Com os três filhos em casa, devido à pandemia, Edenilson pedala 28 km uma vez por semana em busca das lições escolares dos filhos. Sem acesso à Internet onde moram, a única opção é buscar as atividades pedalando. "Não quero que eles parem de estudar, quero que tenham um futuro bom e por isso faço o que faço.” diz Edenilson. 

 

2 - Avó aprende a ler com o neto na pandemia por meio de aula virtual

Personagens: Marlene e Eduardo Hinckel

Durante a pandemia, devido às restrições e necessidade de aulas on-line, o neto Eduardo Hinckel, 7 anos, ensina a avó Marlene, 63 anos, a ler e escrever. A alfabetização com amor uniu ainda mais essa família. “Eu estava no fundo do poço, vim lá do interior, de chinelo, trabalhei na lavoura e hoje estou aqui, recebendo esse prêmio. Foi na pandemia que eu me realizei e aprendi aquilo que eu mais queria: escrever e ler. Nunca é tarde para aprender.” comenta Marlene.

 

3 - Adolescente de SC faz crochê para complementar a renda da família

Personagem: André Luiz Müller

Aos 13 anos de idade, André aprendeu crochê com a avó e a Internet para complementar a renda familiar. “Além de ser uma arte muito bonita, ela é uma terapia, você se desestressa e coloca todo o teu sentimento nela.”, comenta André.
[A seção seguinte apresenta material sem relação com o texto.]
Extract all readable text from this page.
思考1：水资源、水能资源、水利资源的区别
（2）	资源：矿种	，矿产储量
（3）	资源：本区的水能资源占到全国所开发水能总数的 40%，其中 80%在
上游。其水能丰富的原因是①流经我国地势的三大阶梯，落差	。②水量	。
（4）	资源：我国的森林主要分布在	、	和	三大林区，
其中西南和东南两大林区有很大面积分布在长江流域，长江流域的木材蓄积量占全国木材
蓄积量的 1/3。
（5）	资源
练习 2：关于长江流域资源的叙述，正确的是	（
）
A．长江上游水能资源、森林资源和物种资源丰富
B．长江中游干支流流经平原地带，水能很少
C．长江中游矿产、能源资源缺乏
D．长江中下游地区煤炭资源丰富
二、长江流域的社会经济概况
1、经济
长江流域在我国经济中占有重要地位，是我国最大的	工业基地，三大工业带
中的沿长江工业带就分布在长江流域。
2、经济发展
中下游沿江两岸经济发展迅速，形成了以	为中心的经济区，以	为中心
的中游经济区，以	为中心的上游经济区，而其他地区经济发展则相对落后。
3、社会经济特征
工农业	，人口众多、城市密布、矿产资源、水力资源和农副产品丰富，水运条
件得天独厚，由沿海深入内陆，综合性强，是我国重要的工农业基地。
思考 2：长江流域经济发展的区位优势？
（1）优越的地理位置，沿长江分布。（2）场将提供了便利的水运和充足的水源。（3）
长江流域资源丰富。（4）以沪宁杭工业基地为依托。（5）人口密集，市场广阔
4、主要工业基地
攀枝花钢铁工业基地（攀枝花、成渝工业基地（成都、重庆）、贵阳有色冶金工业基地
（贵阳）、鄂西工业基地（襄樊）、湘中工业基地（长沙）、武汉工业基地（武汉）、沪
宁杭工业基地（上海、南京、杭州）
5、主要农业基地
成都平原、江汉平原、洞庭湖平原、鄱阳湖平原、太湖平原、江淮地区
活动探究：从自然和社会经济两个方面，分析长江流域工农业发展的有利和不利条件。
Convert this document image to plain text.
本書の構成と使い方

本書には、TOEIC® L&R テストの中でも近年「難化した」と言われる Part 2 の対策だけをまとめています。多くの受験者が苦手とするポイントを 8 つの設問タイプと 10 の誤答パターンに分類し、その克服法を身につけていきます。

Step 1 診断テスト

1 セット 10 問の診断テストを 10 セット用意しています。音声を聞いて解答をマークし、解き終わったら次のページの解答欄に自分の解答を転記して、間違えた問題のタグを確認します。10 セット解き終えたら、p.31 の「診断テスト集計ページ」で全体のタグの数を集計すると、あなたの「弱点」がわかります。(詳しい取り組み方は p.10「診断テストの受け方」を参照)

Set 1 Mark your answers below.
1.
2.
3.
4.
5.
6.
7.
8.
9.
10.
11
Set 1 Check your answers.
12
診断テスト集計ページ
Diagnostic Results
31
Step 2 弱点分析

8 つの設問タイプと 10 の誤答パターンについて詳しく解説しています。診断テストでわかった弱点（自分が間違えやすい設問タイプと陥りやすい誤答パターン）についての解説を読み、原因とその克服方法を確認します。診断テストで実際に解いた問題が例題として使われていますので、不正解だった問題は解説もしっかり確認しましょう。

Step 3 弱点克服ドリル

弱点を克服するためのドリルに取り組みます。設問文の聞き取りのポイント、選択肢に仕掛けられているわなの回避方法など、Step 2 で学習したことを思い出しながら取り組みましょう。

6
Um hobbie que desde o ano passado ajuda a trazer dinheiro para dentro de casa, onde a mãe, Luciane Aparecida Simão, que teve Paralisia Infantil tem dificuldade para conseguir emprego. “Eu sinto muito orgulho do André e tudo que ele faz pela nossa família.” diz Luciane.

 

4 - Geladeira Solidária

Personagem: Gustavo Aguiar dos Santos

Gustavo, de apenas 7 anos, criou uma geladeira solidária que une quem pode ajudar a quem precisa de ajuda. A geladeira foi instalada às margens da Avenida Getúlio Vargas, em Araranguá. “A melhor parte é sempre de poder ajudar as pessoas.” comenta o pequeno.

 

5 - Crianças vendem limonada para ajudar hospital de Santa Catarina

Personagens: Alice Weiss e Davi Santana

Duas crianças de apenas 8 anos tiveram a ideia de promover uma ação para ajudar financeiramente o hospital de Campos Novos, no meio-oeste catarinense. Os primos Alice e Davi venderam uma jarra de limonada em 4 horas e destinaram os R$38 arrecadados ao hospital. Mesmo sendo um valor simbólico mostra a grandiosidade da ação dessas crianças.